Gorguts – Pleiades’ Dust
I was new to Gorguts’ music when Colored Sands dropped in 2013. I was hesitant to check it out until an enormous amount of hype finally forced my ear. Quite honestly, it floored me. Not since Meshuggah’s Nothing or Gojira’s From Mars to Sirius had I been subjected to such a pummeling assault of the senses. The album had a twisting, borderline psychotic crashing behavior. Sonically, the band has the weight of a crumbling pyramid and the loudness of a plane crash. Colored Sands could have easily smashed and thrashed around with such recklessness that the musical narrative risked sinking into chaos. But the band’s methodical attack gave the music groove, and the Tibetan influence in the lyrics informed the melodies with Oriental shine which helped dilute their impenetrable heaviness with epic triumph. It was one of the best albums of that year, so the pressure was on to come up with something at least equal to it on their next release. It took three years, but the band is back with their EP Pleiades’ Dust. The hype train has started up again.
First of all, this EP is fucking monstrous. It consists of one 33 minute track that could easily pass as a full-length effort. Obviously, writing a 33 minute track has very progressive and lofty aspirations. The band easily runs the risk of phoning in on certain aspects of the song, with ambient interludes stretching to overbearing limits to fill in time. That’s thankfully not the case here. Although there’s moments when the song floats in an uneasy calm, there’s always an icy anxiety in tone that threatens the fall of the hammer at any moment.

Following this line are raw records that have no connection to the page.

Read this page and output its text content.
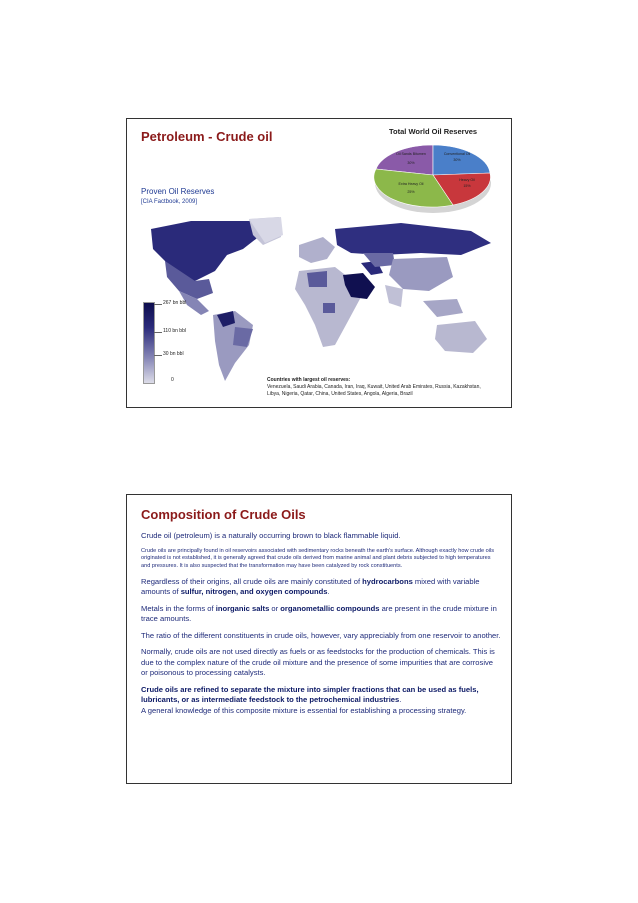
Petroleum - Crude oil
Proven Oil Reserves
[CIA Factbook, 2009]
Total World Oil Reserves
Oil Sands Bitumen
30%
Conventional Oil
30%
Heavy Oil
15%
Extra Heavy Oil
25%
267 bn bbl
110 bn bbl
30 bn bbl
0	Countries with largest oil reserves:
Venezuela, Saudi Arabia, Canada, Iran, Iraq, Kuwait, United Arab Emirates, Russia, Kazakhstan, Libya, Nigeria, Qatar, China, United States, Angola, Algeria, Brazil
Composition of Crude Oils

Crude oil (petroleum) is a naturally occurring brown to black flammable liquid.

Crude oils are principally found in oil reservoirs associated with sedimentary rocks beneath the earth's surface. Although exactly how crude oils originated is not established, it is generally agreed that crude oils derived from marine animal and plant debris subjected to high temperatures and pressures. It is also suspected that the transformation may have been catalyzed by rock constituents.

Regardless of their origins, all crude oils are mainly constituted of hydrocarbons mixed with variable amounts of sulfur, nitrogen, and oxygen compounds.

Metals in the forms of inorganic salts or organometallic compounds are present in the crude mixture in trace amounts.

The ratio of the different constituents in crude oils, however, vary appreciably from one reservoir to another.

Normally, crude oils are not used directly as fuels or as feedstocks for the production of chemicals. This is due to the complex nature of the crude oil mixture and the presence of some impurities that are corrosive or poisonous to processing catalysts.

Crude oils are refined to separate the mixture into simpler fractions that can be used as fuels, lubricants, or as intermediate feedstock to the petrochemical industries.
A general knowledge of this composite mixture is essential for establishing a processing strategy.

For the most part, this song is like a Colored Sands bonus track. It’s crunching, maniacal, deliberate and strikingly technical. If there’s anything that separates Pleiades’ Dust from its predecessor, it’s overwhelming dissonance. There isn’t a single moment on this track that can be considered listener friendly. It’ll take more than a few album rotations to understand what the band is going for here and even then the avant-garde structure can be frustratingly iron tight. I’m content to get lost for a while in riff disharmony in a constantly rolling and bubbling tribal meter, but there’s times during this EP when I wouldn’t mind a break into a section that’s just as brutal as anything else, but unfolds in straight-up, simple head banging fashion. To put it simply, complexity isn’t everything. Your music might be tough to play, but I like it to be emotionally gratifying as well.
Haken – Affinity
Haken had entered the progressive rock scene around 2010, but it wasn’t until their 2013 release entitled The Mountain that they made real waves in the modern prog world. I saw a random list online of prog rock listeners’ favorite albums since the year 2000 and noticed The Mountain sitting near the top alongside beloved bands such as Dream Theater, Opeth and Porcupine Tree. I’m normally opposed to adding new progressive rock bands to my playlist, especially if they borrow so much from what previous progressive bands like Dream Theater, Yes and Rush have done before. And when I gave The Mountain a chance, I thought it was a bit too cheesy, kooky and friendly for my tastes. When I heard that their follow-up Affinity was promised to be something different and darker, my defenses fell. Everyone seemed to be going bat-shit crazy for the band, so I gave them a second shot. And son of a bitch, I ended up enjoying this album a lot.
Make no mistake; this is still progressive rock imitation by the numbers. The shifting time signatures, cheesy drama, crystal-clean production and musical acrobatics are alive and well in Affinity’s 1980s Apple Computer multimedia synthesizer sound, Blade Runner techno darkness and Miami Vice car chase energy and flamboyance. But I can’t help the fact that the band is so damn infectious. Frankly, they sound like they’re having the time of their lives in the studio, dishing out prog wankery and heavy metal cheese without a morsel of shame. Their confidence and enthusiasm is undeniable, and their jubilance puts me in a good mood.
The songwriting on Affinity is also quite varied and inspired. “1985” bounces around from djent riff to power pop workout to John Hughes movie soundtrack music to thrash metal mosh fest. “Earthrise” is a power ballad wrapped in so much sentimentality that it almost raises my blood sugar to dangerous levels, but it speaks to that little piece of me that still enjoys when Whitesnake’s “Still of the Night” comes on the radio. Metal epic “The Architect” even hits a brief moment of Opeth influence in the abrupt entrance of death metal vocals. It’s clear that the band is rather fearless and you have to admire that, especially since their sound is so blatantly unpopular with the so called indie “hip” crowd that seems to have a death grip on what constitutes as good music these days. Fuck you, hipsters. Haken is fucking cool and Affinity is a blast to listen to.
P.S. The Mountain has also grown on me immensely.
If you want to find more from Gorguts and Haken, you know how to use the freakin’ internet.